Special Events
STAGE RIGHT

STAGE RIGHT

TO make a special event a success, having the right performers onstage is important. But just as important, professional staging suppliers will tell you, is the staging you build to support those performers. The right staging not only adds drama, but also protects against mishaps that could stop the show.

Bill Bunting heads B&K Rentals & Sales in Upper Marlboro, Md., which uses staging from Archbold, Ohio-based Bil-Jax exclusively for an event roster including corporate hospitality golf events, weddings and press platforms. The staging options most in demand, according to Bunting, are ramps to meet Americans with Disabilities Act requirements and tiered stages.

The biggest mistake event planners make when using staging? “Not supporting the stages properly with enough legs and braces,” Bunting says.

STAGE PLIGHT

Indeed, failure to give whomever — or whatever — enough support onstage could mean that the stage collapses. “You don't want to put ¾-inch ply decks with supports on 4-foot centers underneath Elton John or an automobile,” says Bob Hughes, vice president of All Access Staging & Productions of Torrance, Calif. “Most people are willing to spend a bit more for the security and safety of solid footing and talented installers.”

Christina Vicente, director of sales and marketing for Orlando, Fla.-based ASI Production Services, echoes the view that professional installers ensure a professional-quality stage. “Of course, our clients could do it themselves — but why?” she asks. “They have enough on their production plate. Trained personnel have the ability to unload, install and strike staging equipment quickly, safely and economically.”

As an example of the power of professionalism in staging installation, she points to the high-profile MTV Video Music Awards, televised live from Miami on Aug. 28. “This event was memorable for more than a few reasons,” she explains, “one of which was Hurricane Katrina's skirting of the southern tip of Florida.
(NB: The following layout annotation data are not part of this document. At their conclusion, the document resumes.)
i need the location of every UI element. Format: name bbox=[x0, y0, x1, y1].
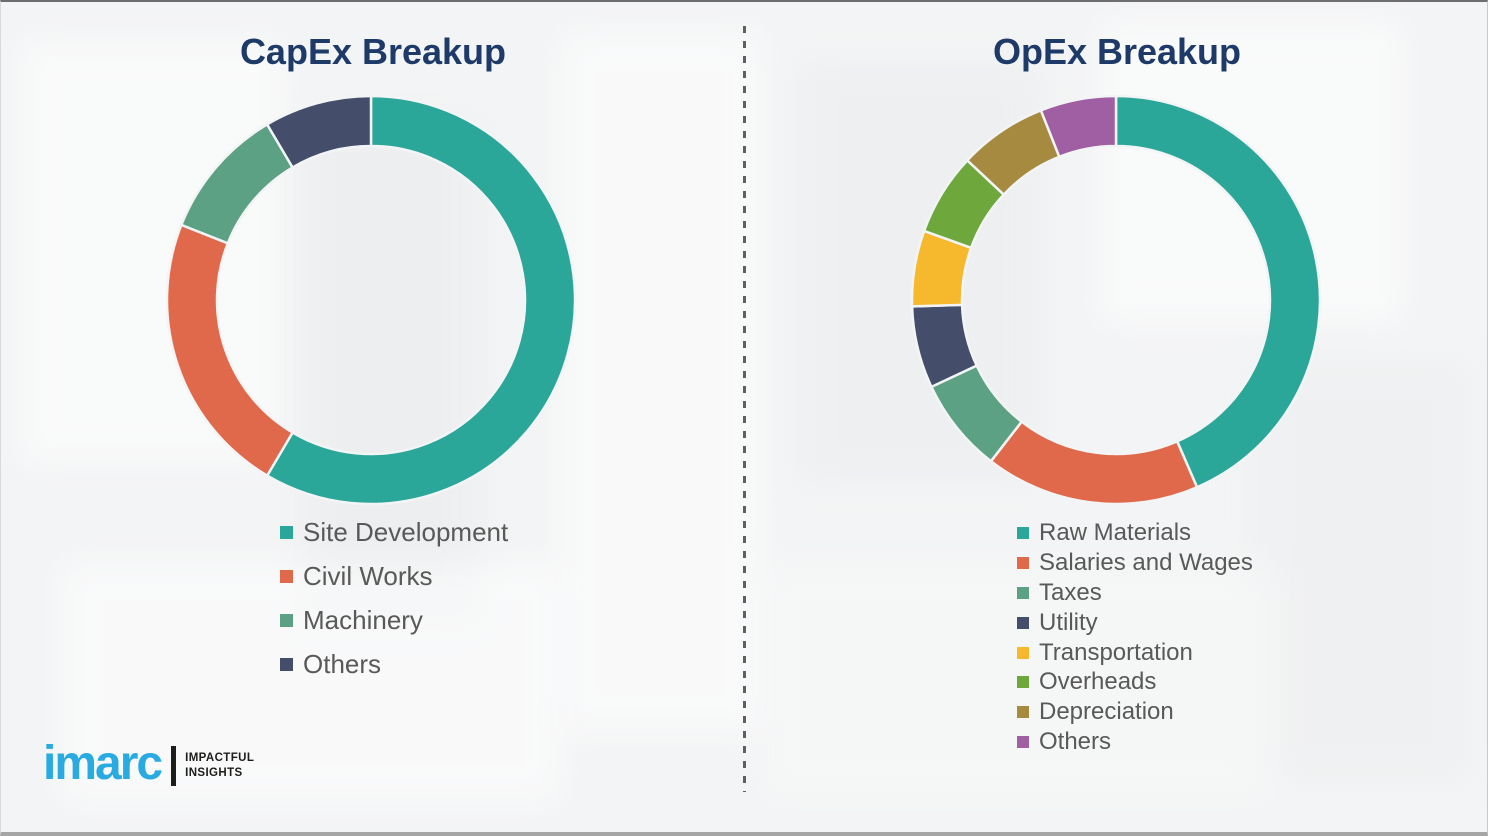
legend-swatch-icon bbox=[1017, 646, 1029, 659]
legend-swatch-icon bbox=[1017, 586, 1029, 599]
capex-legend: Site Development Civil Works Machinery Othe… bbox=[280, 510, 508, 686]
legend-swatch-icon bbox=[280, 657, 293, 671]
legend-item: Transportation bbox=[1017, 638, 1253, 668]
legend-item: Taxes bbox=[1017, 578, 1253, 608]
imarc-logo-tagline: IMPACTFUL INSIGHTS bbox=[185, 751, 254, 781]
legend-item: Depreciation bbox=[1017, 697, 1253, 727]
legend-item: Raw Materials bbox=[1017, 518, 1253, 548]
legend-label: Civil Works bbox=[303, 560, 433, 591]
background-blur-patch bbox=[61, 562, 561, 802]
capex-chart-title: CapEx Breakup bbox=[239, 31, 507, 72]
donut-segment-raw-materials bbox=[1114, 94, 1322, 489]
legend-item: Others bbox=[280, 642, 508, 686]
donut-segment-others bbox=[265, 94, 373, 170]
imarc-logo-separator bbox=[171, 746, 177, 786]
legend-label: Depreciation bbox=[1039, 698, 1174, 726]
legend-item: Utility bbox=[1017, 608, 1253, 638]
legend-item: Overheads bbox=[1017, 667, 1253, 697]
imarc-logo: imarc IMPACTFUL INSIGHTS bbox=[43, 737, 254, 790]
legend-label: Machinery bbox=[303, 604, 423, 635]
legend-label: Raw Materials bbox=[1039, 518, 1192, 546]
imarc-tagline-line1: IMPACTFUL bbox=[185, 752, 255, 765]
background-blur-patch bbox=[301, 122, 481, 622]
background-blur-patch bbox=[1251, 362, 1471, 782]
legend-swatch-icon bbox=[1017, 676, 1029, 689]
legend-label: Site Development bbox=[303, 516, 509, 547]
legend-swatch-icon bbox=[1017, 526, 1029, 539]
donut-segment-machinery bbox=[179, 122, 295, 245]
background-blur-patch bbox=[561, 32, 761, 732]
legend-item: Salaries and Wages bbox=[1017, 548, 1253, 578]
legend-swatch-icon bbox=[280, 613, 293, 627]
legend-item: Others bbox=[1017, 727, 1253, 757]
imarc-logo-wordmark: imarc bbox=[43, 737, 163, 790]
legend-label: Taxes bbox=[1039, 578, 1102, 606]
donut-segment-others bbox=[1039, 94, 1118, 159]
legend-label: Transportation bbox=[1039, 638, 1193, 666]
donut-segment-civil-works bbox=[165, 223, 295, 478]
legend-item: Civil Works bbox=[280, 554, 508, 598]
capex-donut-chart bbox=[165, 94, 577, 506]
legend-swatch-icon bbox=[1017, 706, 1029, 719]
opex-donut-chart bbox=[910, 94, 1322, 506]
legend-label: Others bbox=[1039, 728, 1112, 756]
legend-label: Salaries and Wages bbox=[1039, 548, 1253, 576]
legend-item: Site Development bbox=[280, 510, 508, 554]
legend-swatch-icon bbox=[280, 569, 293, 583]
opex-chart-title: OpEx Breakup bbox=[992, 31, 1242, 72]
donut-segment-salaries-and-wages bbox=[989, 419, 1199, 506]
legend-swatch-icon bbox=[1017, 556, 1029, 569]
dashed-section-divider bbox=[743, 26, 746, 792]
legend-item: Machinery bbox=[280, 598, 508, 642]
imarc-tagline-line2: INSIGHTS bbox=[185, 767, 243, 779]
legend-swatch-icon bbox=[1017, 736, 1029, 749]
opex-legend: Raw Materials Salaries and Wages Taxes Util… bbox=[1017, 518, 1253, 757]
donut-segment-site-development bbox=[265, 94, 577, 506]
legend-label: Overheads bbox=[1039, 668, 1157, 696]
legend-swatch-icon bbox=[1017, 616, 1029, 629]
legend-label: Utility bbox=[1039, 608, 1098, 636]
legend-swatch-icon bbox=[280, 525, 293, 539]
legend-label: Others bbox=[303, 648, 382, 679]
The outdoor staging was installed twice; initially over a seven-day span in the sultry Miami weather and reset after the passing of Katrina in a record-breaking two days.”

SHOWCASING STAGING

The most popular staging option that All Access provides for special events is its modular, 56-foot diameter turntable platform, Hughes says. The unit is composed of concentric circles growing from an 8-foot diameter hub to 24-, 32-, 40-, 48- and 56-foot diameters. “Also available are custom radius decks for surrounding the turntable to effectively ‘submerge’ it to stage level,” Hughes explains.

ASI's most popular staging options for events, Vicente notes, are its multilevel risers for elevated seating — “Not a bad seat in the house,” she says — along with rotating stages, elevated dance platforms, mobile stages “and whatever else an imaginative designer is able to bring to the table.”

To keep up with those imaginative designers, ASI recently invested in additional understructure that provides an even taller staging structure, Vicente says. “Additionally, we have introduced the SL-100 to our inventory of mobile stage units. This model is a 20-by-24-foot stage platform with a load-bearing hydraulic roof. This unit can be transported to the job site via heavy-duty truck, allowing movement in smaller areas yet supporting a 4,800-pound roof load-bearing capacity.” The powerful new staging option is vital, she says, because “event designs are bigger, better and more unique with each passing year.”

“We've had quite a few artists take advantage of utilizing our versatile modular rental systems and augmenting [them] with custom bits and pieces to create their own individual look at a fraction of the price of a custom-built stage,” Hughes notes. “We are always updating, improving and expanding our inventory to meet the demands of our ever-growing clientele.”